Diablillos familiares
Rebelde de rebeldes, una vez más inicia su errar interminable, a veces mendigando. «Mi vagar, tal y como
hasta ahora lo he llevado a cabo, me ha agotado sin duda, pero la causa ha sido que nadie se hace maestro dentro de su casa ni aprende agazapado detrás de su estufa». En última instancia, tal como ya lo señalaban las categorías de la remota Grecia, los seres humanos se dividen en: muertos, vivos y que viajan.
Los biógrafos aseguran que el gran médico fue breve de cuerpo, alcanzando apenas los 150 centímetros de estatura, lo cual supo compensar acompañándose allí donde iba de un enorme espadón con la empuñadura suficientemente grande para alojar ciertos diablillos familiares que él mismo se había procurado: tales diablillos se llamaban Láudano (preparado de opio en alcohol y esencias), de los que Paracelso se dejaba siempre aconsejar recibiendo de ellos inspiración, salud e instrucción.
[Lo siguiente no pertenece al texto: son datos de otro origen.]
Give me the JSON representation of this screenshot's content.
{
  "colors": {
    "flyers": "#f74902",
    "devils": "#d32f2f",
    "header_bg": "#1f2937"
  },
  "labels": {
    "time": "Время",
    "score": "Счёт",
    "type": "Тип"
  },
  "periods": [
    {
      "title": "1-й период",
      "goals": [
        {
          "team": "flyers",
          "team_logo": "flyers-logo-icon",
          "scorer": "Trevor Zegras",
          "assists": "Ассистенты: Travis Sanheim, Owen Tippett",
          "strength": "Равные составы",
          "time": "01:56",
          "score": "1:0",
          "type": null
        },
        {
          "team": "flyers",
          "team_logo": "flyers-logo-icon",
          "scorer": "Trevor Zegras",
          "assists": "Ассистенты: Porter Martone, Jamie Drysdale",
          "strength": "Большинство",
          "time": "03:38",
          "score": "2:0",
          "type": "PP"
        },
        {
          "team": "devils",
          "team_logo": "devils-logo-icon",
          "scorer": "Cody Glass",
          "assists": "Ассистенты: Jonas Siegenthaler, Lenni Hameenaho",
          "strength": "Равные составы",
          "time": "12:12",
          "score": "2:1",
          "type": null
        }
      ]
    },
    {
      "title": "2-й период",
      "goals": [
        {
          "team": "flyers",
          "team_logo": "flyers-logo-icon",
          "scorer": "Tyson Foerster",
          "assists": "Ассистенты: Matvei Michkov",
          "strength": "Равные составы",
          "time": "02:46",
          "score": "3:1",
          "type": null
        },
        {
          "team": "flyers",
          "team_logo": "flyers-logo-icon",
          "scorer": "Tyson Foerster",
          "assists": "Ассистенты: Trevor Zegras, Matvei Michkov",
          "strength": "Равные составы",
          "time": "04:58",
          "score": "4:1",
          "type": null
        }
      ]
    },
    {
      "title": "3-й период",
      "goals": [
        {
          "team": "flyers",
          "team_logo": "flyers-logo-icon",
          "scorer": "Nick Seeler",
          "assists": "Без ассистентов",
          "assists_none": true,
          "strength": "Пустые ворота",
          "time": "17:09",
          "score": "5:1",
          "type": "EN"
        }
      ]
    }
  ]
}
Sus preparados de láudano también podían defenderlo de bandidos en ocasiones, simplemente cambiando las dosis y ofreciéndolas según lo prescrito por los antiguos magos: una dosis para que uno se anime y piense bien de sí mismo; el doble para delirar y sufrir alucinaciones; el triple si debe quedar permanentemente loco; el cuádruple, para matar.
La obra escrita de Paracelso es amplísima, abarcando todos los temas posibles: enfermedades, medicamentos, cirugía, psiquiatría, alquimia, muerte y renacimiento, teología, filosofía, cosmografía, cometas, pestes, pronósticos, y una larga lista en la que ciencia y religión son los fundamentos de un saber universal único.
La leyenda que envuelve su muerte no es menos rica que la de su vida: desapareció en el cielo tras un haz de llamas, según unos, o bien, pereció de resultas de una gruesa borrachera con un vino malo, o quizá envenenado con polvo de diamantes. Su gran opositor, el médico Conrad Gessner, insinúa que debió de morir como el heresiarca Arrio, por el cual Paracelso sentía predilección. A éste lo llevaban triunfalmente en andas a su coronación, cuando lo asaltó repentinamente un irreprimible deseo de ir a hacer sus necesidades, dejando allí sus intestinos y muriendo de manera indigna, tal como había vivido.